今回は芥川龍之介の「偸盗」ですね。この本はどこかで読まされた気がするんですがあの時の自分の集中力では偸盗程度の作品すら読めなかったんですかね。にしても司馬遼太郎の作品は幾つか読んでいたので多少不思議です。情けないもんですが。取り敢えず途中まで読んで本棚で何年か放置されていたのでこの機会に私が拾いなおした訳です。取り敢えず小説はこれで読むのを一旦辞めようかと思っているのですが先日父親からの小説文庫本大量供給を受けてしまいました。自分の金で買わなくていいので誠にありがたい話ですがノルマが増えてしまいましたね。雑談はこの辺にしておきます。

今回の作品を読み進めていく中盤までの中で一つの考えが自分の中にありました。「これ、何をどう書きたいのか全く分からねえ」ということです。いや本当に分からないしなんだこれ、って感じでしたが最後の部分で一気に畳み掛けてくるように全体が見えてきました。生きることと死ぬことをよく対比させる様に描いている、ということがそれです。猪熊の爺の死に対する阿濃の赤子の生。戦いが終わった後の重い雰囲気が連想させる死のイメージに対して、赤子によって和んだ生のイメージ。これに加えて爺が見た夜の闇と灯火の火もこの対比に当てはまる様に感じました。数多く書かれていた対比の中でも最も鮮烈で皮肉な対比だったのはやはり阿濃が検非違使に語った沙金の死に際でしょうか。「主人がよく人を殺すのを見ましたから、その死骸も私には、怖くも何ともなかったのでございます。」白痴の者が語っているというのも含めてなんという皮肉。まさか自分のしてきたことが自分の死も交えた形で語られようとは沙金は夢にも思っていなかったでしょう。

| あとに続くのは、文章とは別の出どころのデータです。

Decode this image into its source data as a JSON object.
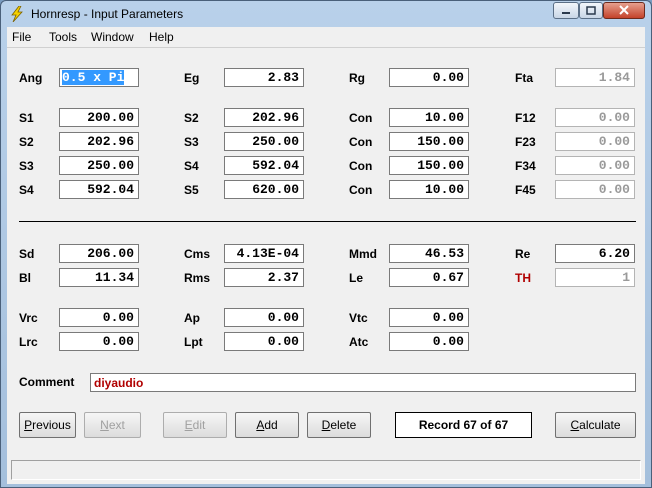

当初太郎と次郎が沙金を巡って互いに殺意を覚えていました。そして沙金も次郎と同じく太郎に対して殺意を覚えていました。しかし兄が弟の死にそうなのを見て全てが翻り、今まで兄弟が沙金に感じていた性の魅力を覆したというのは一種美談的な要素を含んでいるのでしょうか。また猪熊の婆が爺に見せた命懸けの愛も確実に意味を持っているはずなのですが考えても分かりそうにないですね。婆の愛もただ虚しいものに終わってしまった、というだけではないことを信じたいです。それだけなはずは勿論ありませんが。